E.Dawson Verughese, independent scholar, UK/India – “left breast for world peace”: celebrity culture and corruption in the Indian graphic novel Legends of Halahala (2013)

Celia Brayfield, Bath Spa University – Single Mothers and Urban Families: Grassroots Feminist Writing of Sixties England

Steven Adam, Nanyang Technological University – Manifold Witness: John Donne’s Internally Layered Texts and the Theoretical Value of Patristic Theology

Working on a very diverse range of texts and genres, this panel will explore the intersections of literature, social and political conditions, theory and philosophy across contemporary, 1960s and Metaphysical literature.

E. Dawson Varughese’s paper ‘“left breast for world peace”: celebrity culture and corruption in the Indian graphic novel Legends of Halahala (2013)’ focuses on a silent, Indian graphic novel by Appupen, and on how the ‘double marginality’ of form and content allows for the communication of inauspicious representations of Indian society. The post-millennial presentations of Indian society manifest here diverge from comics of the 1970s and 80s wherein India is portrayed as honourable, virtuous, and auspicious. This paper closes by considering how Indian graphic novels are storying New India and usurping established modes of visuality.

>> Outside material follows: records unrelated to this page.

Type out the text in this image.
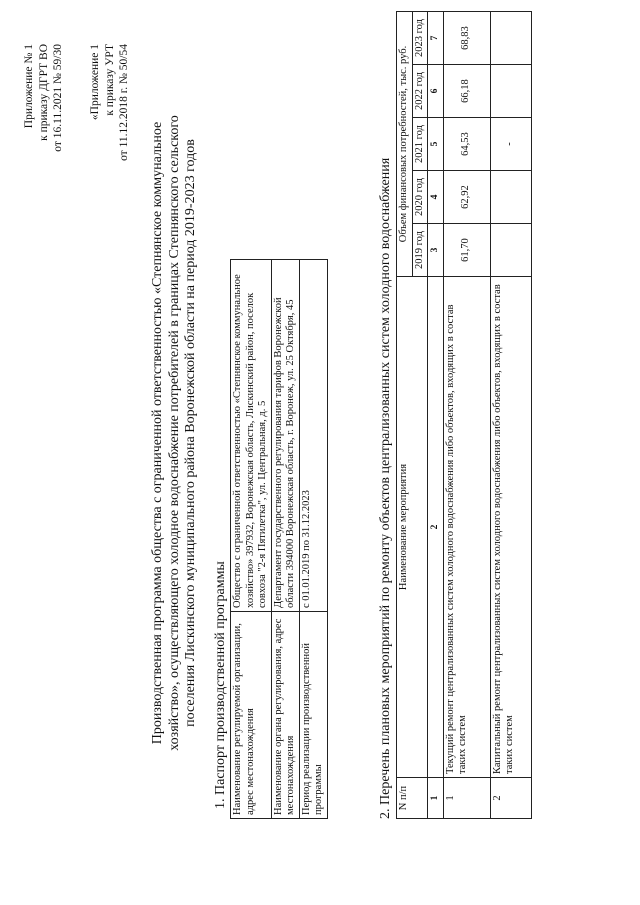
Приложение № 1 к приказу ДГРТ ВО от 16.11.2021 № 59/30 «Приложение 1 к приказу УРТ от 11.12.2018 г. № 50/54
Производственная программа общества с ограниченной ответственностью «Степнянское коммунальное хозяйство», осуществляющего холодное водоснабжение потребителей в границах Степнянского сельского поселения Лискинского муниципального района Воронежской области на период 2019-2023 годов 1. Паспорт производственной программы Наименование регулируемой организации, адрес местонахождения	Общество с ограниченной ответственностью «Степнянское коммунальное хозяйство» 397932, Воронежская область, Лискинский район, поселок совхоза "2-я Пятилетка", ул. Центральная, д. 5
Наименование органа регулирования, адрес местонахождения	Департамент государственного регулирования тарифов Воронежской области 394000 Воронежская область, г. Воронеж, ул. 25 Октября, 45
Период реализации производственной программы	с 01.01.2019 по 31.12.2023	2. Перечень плановых мероприятий по ремонту объектов централизованных систем холодного водоснабжения N п/п	Наименование мероприятия	Объем финансовых потребностей, тыс. руб.				
		2019 год	2020 год	2021 год	2022 год	2023 год
1	2	3	4	5	6	7
1	Текущий ремонт централизованных систем холодного водоснабжения либо объектов, входящих в состав таких систем	61,70	62,92	64,53	66,18	68,83
2	Капитальный ремонт централизованных систем холодного водоснабжения либо объектов, входящих в состав таких систем			-		
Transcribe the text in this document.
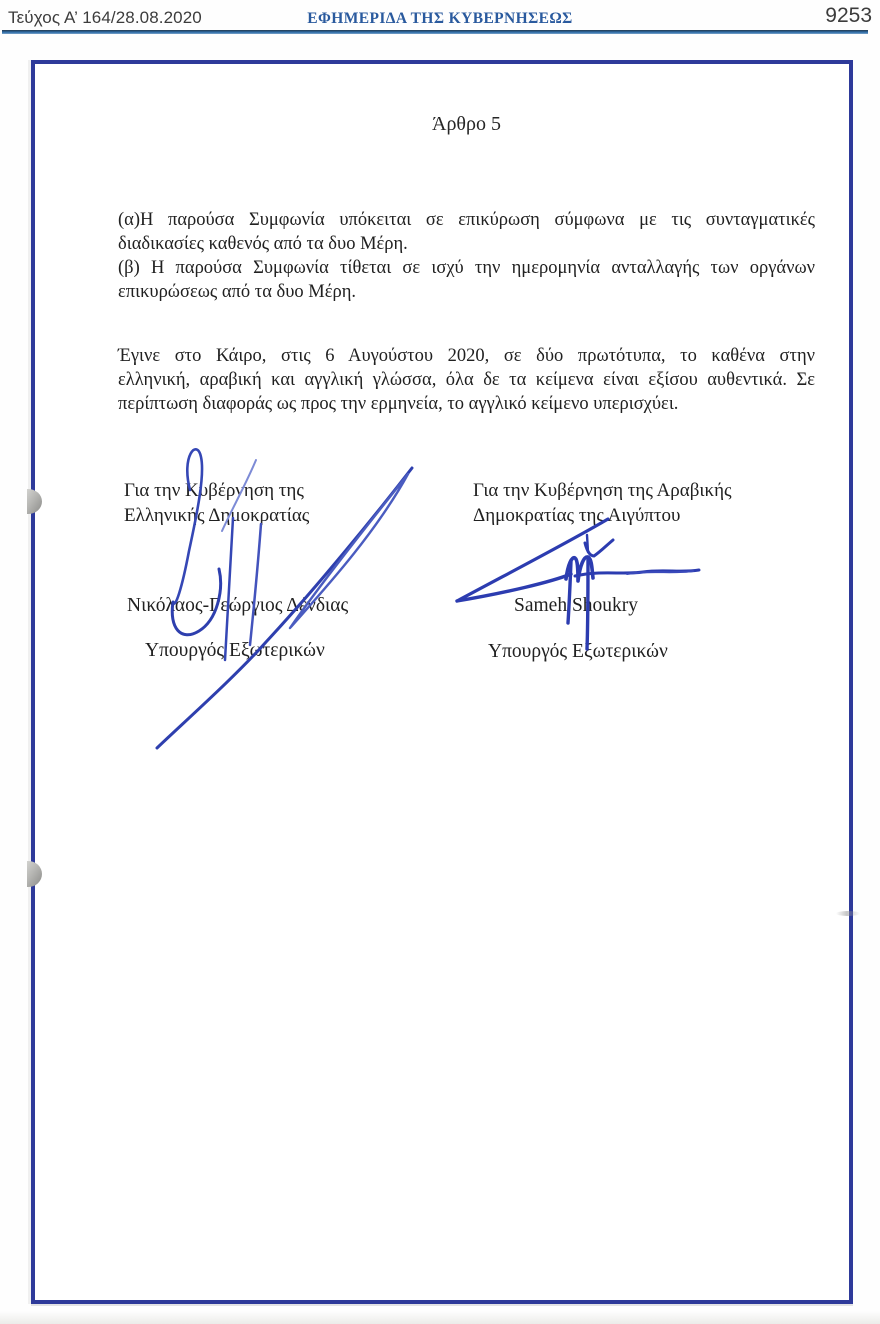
Τεύχος Α’ 164/28.08.2020	ΕΦΗΜΕΡΙΔΑ ΤΗΣ ΚΥΒΕΡΝΗΣΕΩΣ	9253
Άρθρο 5
(α)Η παρούσα Συμφωνία υπόκειται σε επικύρωση σύμφωνα με τις συνταγματικές
διαδικασίες καθενός από τα δυο Μέρη.
(β) Η παρούσα Συμφωνία τίθεται σε ισχύ την ημερομηνία ανταλλαγής των οργάνων
επικυρώσεως από τα δυο Μέρη.
Έγινε στο Κάιρο, στις 6 Αυγούστου 2020, σε δύο πρωτότυπα, το καθένα στην
ελληνική, αραβική και αγγλική γλώσσα, όλα δε τα κείμενα είναι εξίσου αυθεντικά. Σε
περίπτωση διαφοράς ως προς την ερμηνεία, το αγγλικό κείμενο υπερισχύει.
Για την Κυβέρνηση της
Ελληνικής Δημοκρατίας
Νικόλαος-Γεώργιος Δένδιας
Υπουργός Εξωτερικών
Για την Κυβέρνηση της Αραβικής
Δημοκρατίας της Αιγύπτου
Sameh Shoukry
Υπουργός Εξωτερικών
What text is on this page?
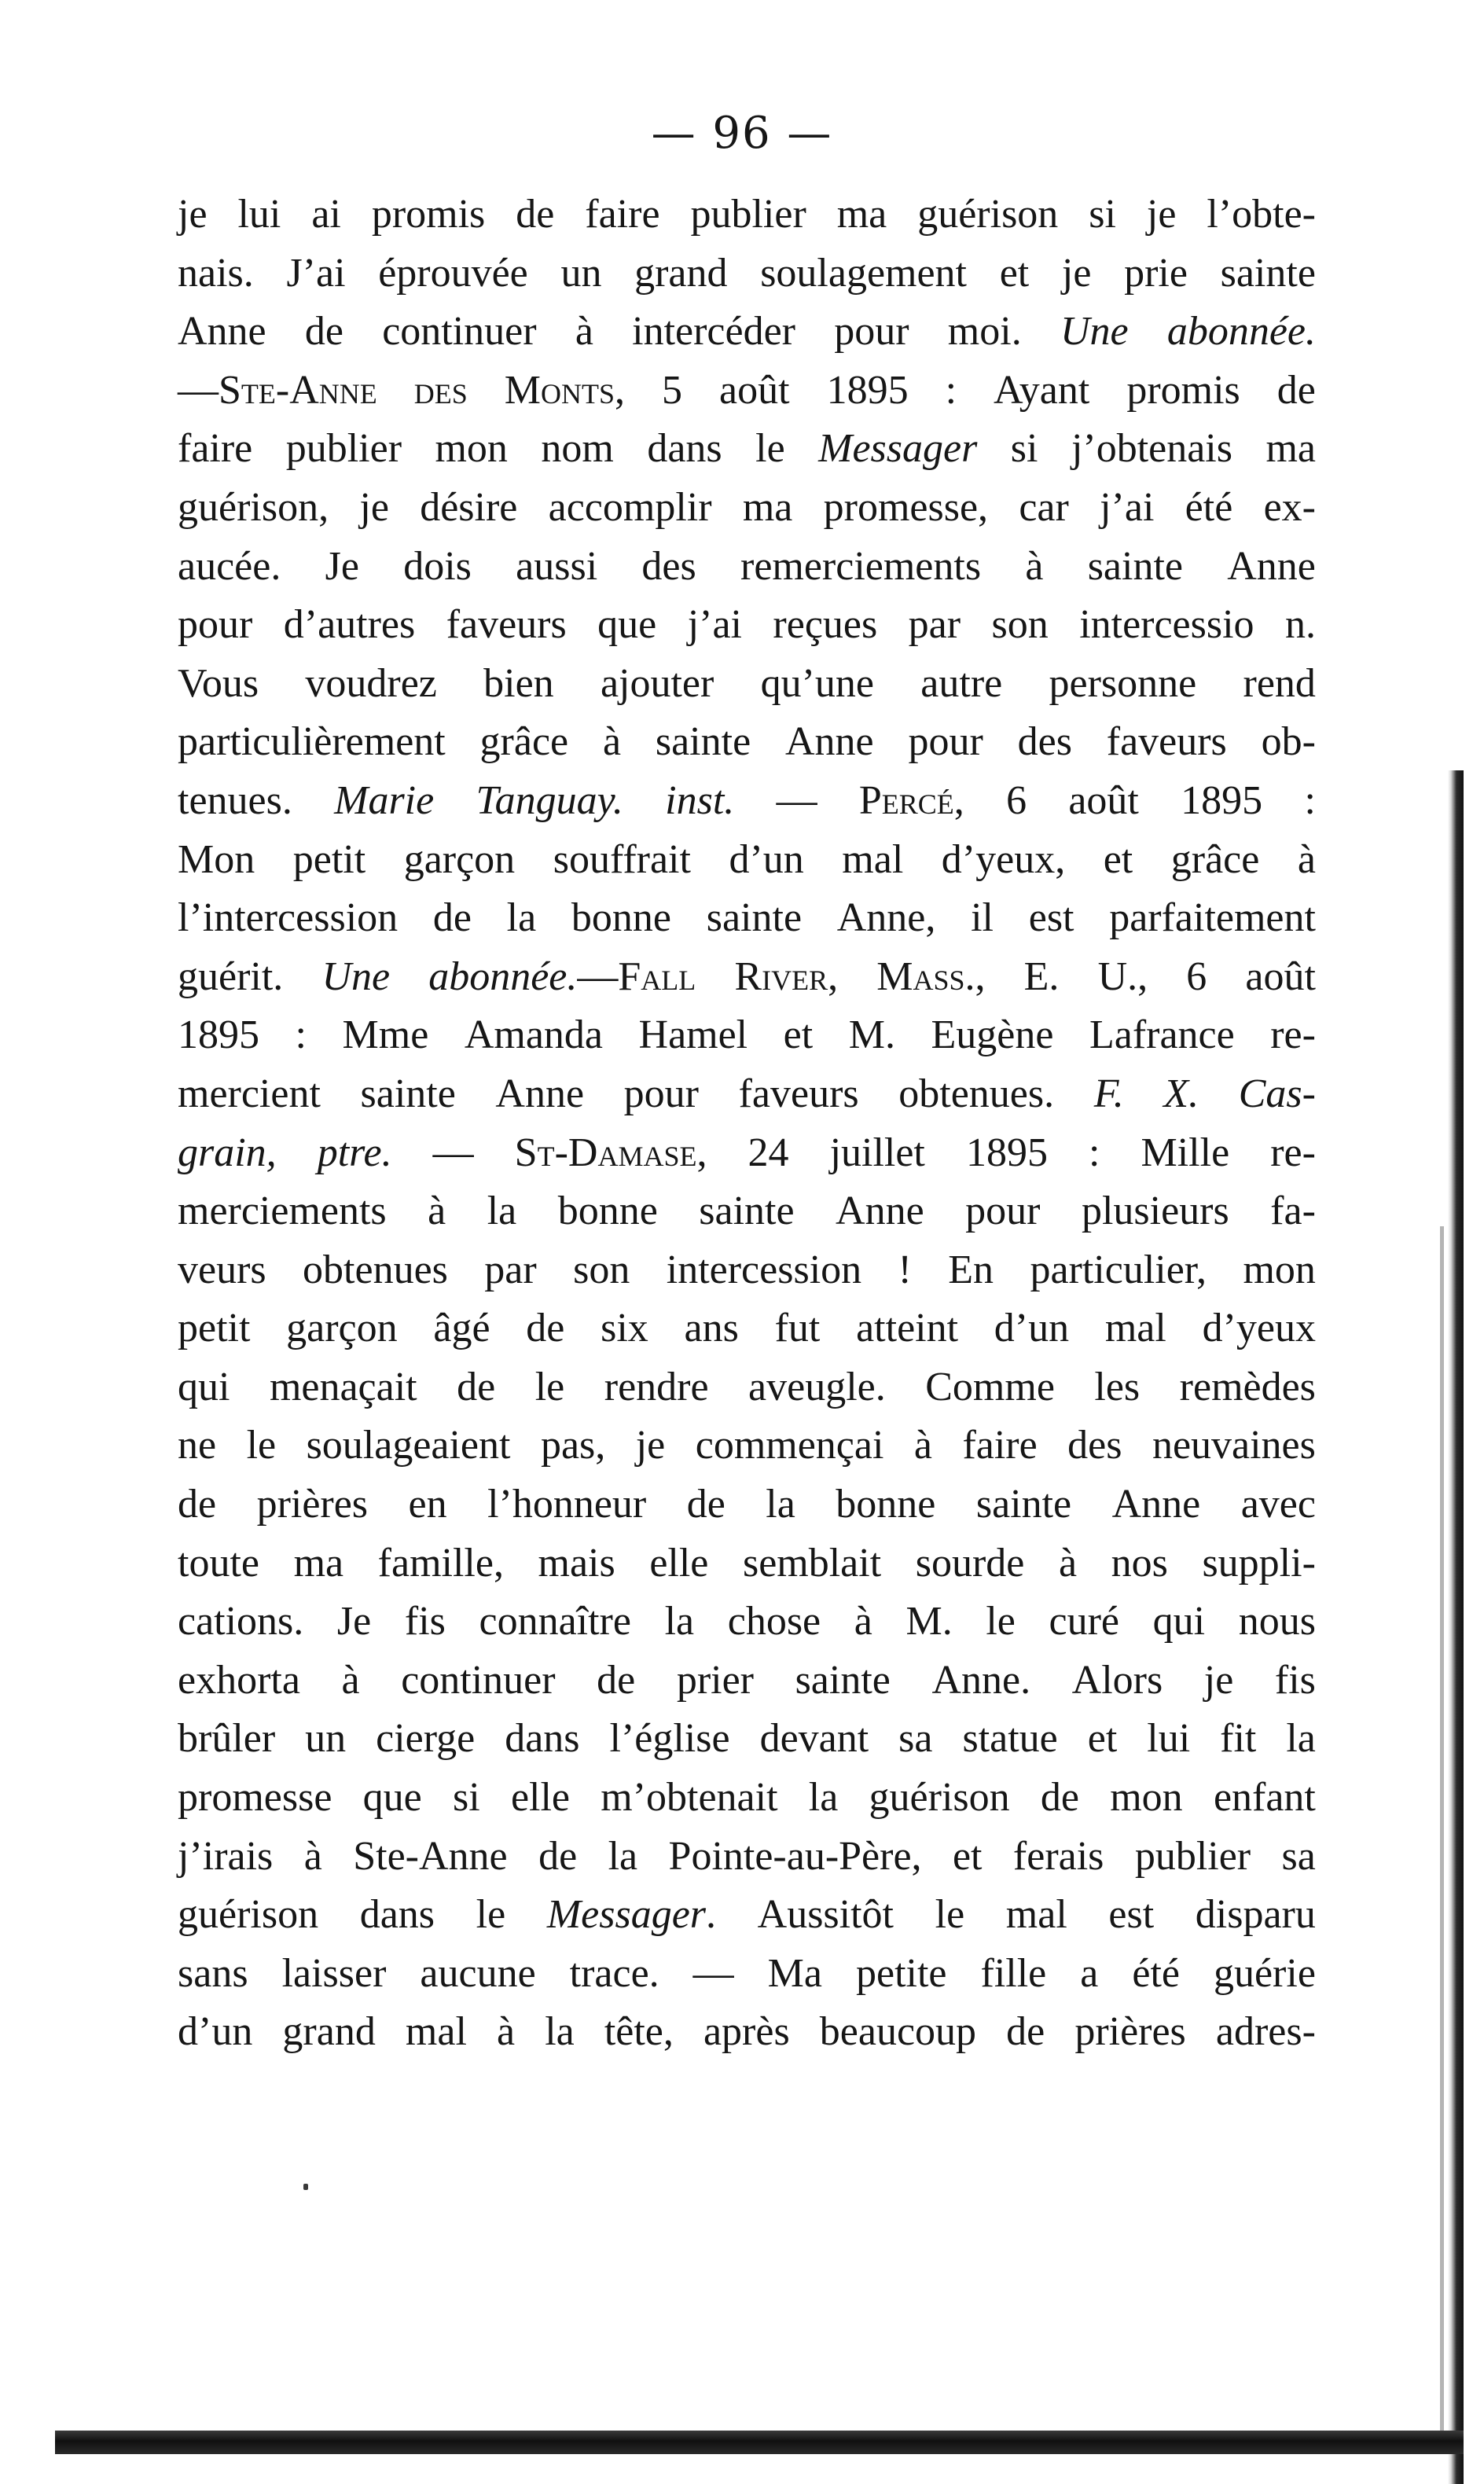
— 96 —
je lui ai promis de faire publier ma guérison si je l’obte-
nais. J’ai éprouvée un grand soulagement et je prie sainte
Anne de continuer à intercéder pour moi. Une abonnée.
—Ste-Anne des Monts, 5 août 1895 : Ayant promis de
faire publier mon nom dans le Messager si j’obtenais ma
guérison, je désire accomplir ma promesse, car j’ai été ex-
aucée. Je dois aussi des remerciements à sainte Anne
pour d’autres faveurs que j’ai reçues par son intercessio n.
Vous voudrez bien ajouter qu’une autre personne rend
particulièrement grâce à sainte Anne pour des faveurs ob-
tenues. Marie Tanguay. inst. — Percé, 6 août 1895 :
Mon petit garçon souffrait d’un mal d’yeux, et grâce à
l’intercession de la bonne sainte Anne, il est parfaitement
guérit. Une abonnée.—Fall River, Mass., E. U., 6 août
1895 : Mme Amanda Hamel et M. Eugène Lafrance re-
mercient sainte Anne pour faveurs obtenues. F. X. Cas-
grain, ptre. — St-Damase, 24 juillet 1895 : Mille re-
merciements à la bonne sainte Anne pour plusieurs fa-
veurs obtenues par son intercession ! En particulier, mon
petit garçon âgé de six ans fut atteint d’un mal d’yeux
qui menaçait de le rendre aveugle. Comme les remèdes
ne le soulageaient pas, je commençai à faire des neuvaines
de prières en l’honneur de la bonne sainte Anne avec
toute ma famille, mais elle semblait sourde à nos suppli-
cations. Je fis connaître la chose à M. le curé qui nous
exhorta à continuer de prier sainte Anne. Alors je fis
brûler un cierge dans l’église devant sa statue et lui fit la
promesse que si elle m’obtenait la guérison de mon enfant
j’irais à Ste-Anne de la Pointe-au-Père, et ferais publier sa
guérison dans le Messager. Aussitôt le mal est disparu
sans laisser aucune trace. — Ma petite fille a été guérie
d’un grand mal à la tête, après beaucoup de prières adres-
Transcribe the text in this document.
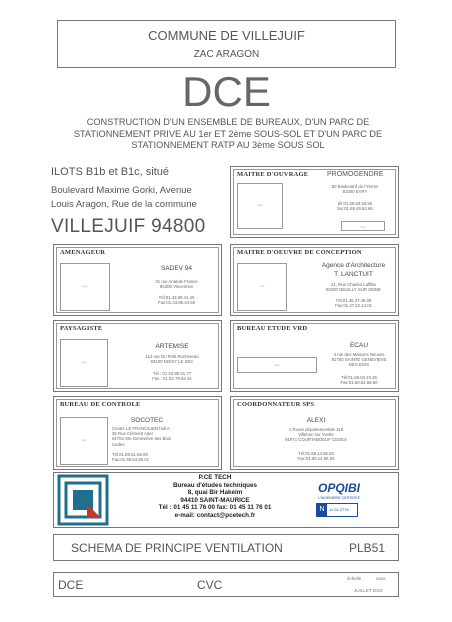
COMMUNE DE VILLEJUIF
ZAC ARAGON
DCE
CONSTRUCTION D'UN ENSEMBLE DE BUREAUX, D'UN PARC DE
STATIONNEMENT PRIVE AU 1er ET 2ème SOUS-SOL ET D'UN PARC DE
STATIONNEMENT RATP AU 3ème SOUS SOL
ILOTS B1b et B1c, situé
Boulevard Maxime Gorki, Avenue
Louis Aragon, Rue de la commune
VILLEJUIF 94800
MAITRE D'OUVRAGE	PROMOGENDRE
logo
50 Boulevard de l'Yerres
91000 EVRY
tél:01.69.63.53.56
fax:01.69.45.62.66
logo
AMENAGEUR
logo
SADEV 94
31 rue Anatole France
94306 Vincennes
Tél:01.43.98.44.40
Fax:01.43.98.44.69
MAITRE D'OEUVRE DE CONCEPTION
logo
Agence d'Architecture
T. LANCTUIT
21, Rue Charles Laffitte
92200 NEUILLY SUR SEINE
Tél:01.46.37.46.09
Fax:01.47.22.14.01
PAYSAGISTE
logo
ARTEMISE
114 rue Du Petit Rochereau
93100 NOISY LE SEC
Tél : 01 53 89 01 77
Fax : 01 53 79 84 44
BUREAU ETUDE VRD
logo
ECAU
4 rue des Maisons Neuves
91760 SAINTE GENEVIEVE
DES BOIS
Tél:01.69.04.23.26
Fax:01.60.54.66.50
BUREAU DE CONTROLE
logo
SOCOTEC
Centre LE FRANCILIEN hall A
35 Rue Clément Ader
91702 Ste Geneviève des Bois
Cedex
Tél:01.69.51.56.00
Fax:01.69.54.56.01
COORDONNATEUR SPS
ALEXI
1 Route départementale 118
Villebon sur Yvette
91971 COURTABOEUF CEDEX
Tél:01.69.14.56.93
Fax:01.69.14.86.93
P.CE TECH
Bureau d'études techniques
8, quai Bir Hakeim
94410 SAINT-MAURICE
Tél : 01 45 11 76 00 fax: 01 45 11 76 01
e-mail: contact@pcetech.fr
OPQIBI
L'INGÉNIERIE CERTIFIÉE
N	11 04 2776
SCHEMA DE PRINCIPE VENTILATION	PLB51
DCE	CVC	échelle :	sans
JUILLET 2016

Celia Brayfield’s ‘Single Mothers and Urban Families: Grassroots Feminist Writing of Sixties England’ considers how the young women writers of the Sixties interrogated the contemporary consensus that held the “unmarried mother,” to be a social pariah. Five key works are compared: Shelagh Delaney’s A Taste of Honey (1958); Lynne Reid Banks’s The L-Shaped Room (1960); Margaret Forster’s Georgy Girl (1963); Margaret Drabble’s The Millstone (1965) and Nell Dunn’s Up The Junction (1965).

Steven Adam’s ‘Manifold Witness: John Donne’s Internally Layered Texts and the Theoretical Value of Patristic Theology’ investigates a textual phenomenon in Donne’s ‘Hymn to God my God, in my Sickness’ in which the poem invokes several ‘texts’ that not only refer to each other but also act on each other in non-descriptive terms. It considers the applicability and limitations of contemporary theories of linguistics, semiotics, and literary theory to account for these textual dynamics. It also draws on theoretical insights from Christian patristic theology and Thomistic philosophy and raises the question of the theoretical potential of these approaches.